As far as the abdominal scarring, NamUs references "Laparotomy and Partial Right Oophorectomy" and "Appendectomy." It sounds like her uterus, left ovary, and part of her right ovary were still intact, so she was not sterilized. I looked into why one might have part of an ovary removed, and cysts (73%) predominated, with endometriosis and tumors being other indicators. Laparascopic (minimally invasive) appendectomies were first done in 1980, so the incision could be associated with either the oopherectomy or the appendectomy or both.
I find it interesting that her prefrontal lobotomies were done bilaterally and not in the "ice pick"
transorbital style that was popular in the 1940s, wherein a sharp object is literally shoved into the brain through the eye socket. Hers were neatly hidden on her scalp, indicating that they were done by a neurosurgeon in an OR, not a psychiatrist at a mental institution. Lobotomies were also apparently popular in
Italy, which may come into play with her presumed surname. They fell out of favor with the advent of modern antipsychotics, specifically the introduction of chlorpromazine in 1954, although they continued to be performed after that--Walter Freeman, who popularized the procedure in the US, did his last one in 1967. He died, interestingly, in his hometown of Philadelphia, in the same month and year as this Jane Doe.
I found reference to
Byberry, aka Philadelphia State Hospital, Byberry State Hospital, Byberry City Farms, or the Philadelphia Hospital for Mental Diseases, which would have been open both when this woman was lobotomized and at the time of her death.
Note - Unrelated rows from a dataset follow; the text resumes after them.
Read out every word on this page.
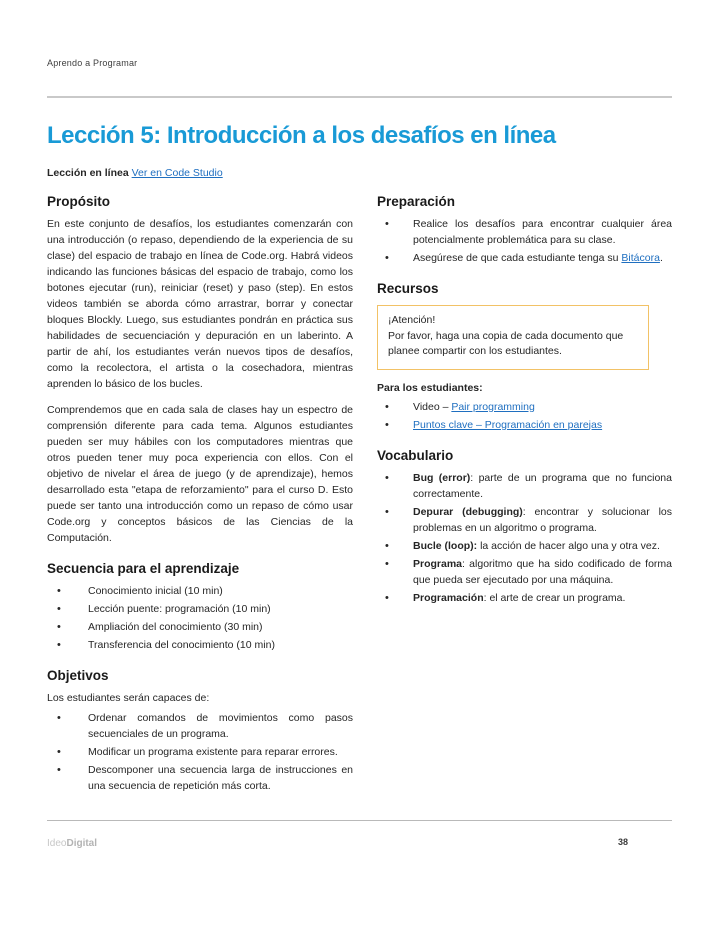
Aprendo a Programar
Lección 5: Introducción a los desafíos en línea
Lección en línea Ver en Code Studio
Propósito

En este conjunto de desafíos, los estudiantes comenzarán con una introducción (o repaso, dependiendo de la experiencia de su clase) del espacio de trabajo en línea de Code.org. Habrá videos indicando las funciones básicas del espacio de trabajo, como los botones ejecutar (run), reiniciar (reset) y paso (step). En estos videos también se aborda cómo arrastrar, borrar y conectar bloques Blockly. Luego, sus estudiantes pondrán en práctica sus habilidades de secuenciación y depuración en un laberinto. A partir de ahí, los estudiantes verán nuevos tipos de desafíos, como la recolectora, el artista o la cosechadora, mientras aprenden lo básico de los bucles.

Comprendemos que en cada sala de clases hay un espectro de comprensión diferente para cada tema. Algunos estudiantes pueden ser muy hábiles con los computadores mientras que otros pueden tener muy poca experiencia con ellos. Con el objetivo de nivelar el área de juego (y de aprendizaje), hemos desarrollado esta "etapa de reforzamiento" para el curso D. Esto puede ser tanto una introducción como un repaso de cómo usar Code.org y conceptos básicos de las Ciencias de la Computación.

Secuencia para el aprendizaje
• Conocimiento inicial (10 min)
• Lección puente: programación (10 min)
• Ampliación del conocimiento (30 min)
• Transferencia del conocimiento (10 min)
Objetivos

Los estudiantes serán capaces de:

• Ordenar comandos de movimientos como pasos secuenciales de un programa.
• Modificar un programa existente para reparar errores.
• Descomponer una secuencia larga de instrucciones en una secuencia de repetición más corta.
Preparación
• Realice los desafíos para encontrar cualquier área potencialmente problemática para su clase.
• Asegúrese de que cada estudiante tenga su Bitácora.
Recursos
¡Atención!
Por favor, haga una copia de cada documento que planee compartir con los estudiantes.
Para los estudiantes:
• Video – Pair programming
• Puntos clave – Programación en parejas
Vocabulario
• Bug (error): parte de un programa que no funciona correctamente.
• Depurar (debugging): encontrar y solucionar los problemas en un algoritmo o programa.
• Bucle (loop): la acción de hacer algo una y otra vez.
• Programa: algoritmo que ha sido codificado de forma que pueda ser ejecutado por una máquina.
• Programación: el arte de crear un programa.
IdeoDigital	38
A paper in 1962,
Lobotomy in Western Pennsylvania: Looking Backward Over Ten Years, includes data from 104 people who were treated at
Western State School and Hospital. It would have still been Pennsylvania Industrial Training School at the time she was believed to have been lobotomized, though. There are seriously a shocking number of well-populated mental institutions in Pennsylvania that were doing or prescribing lobotomies in the 1940s and 1950s, and, with the type of lobotomy she had, she could well have received the surgery in a regular hospital and been living outside of an institution depending on her degree of disability.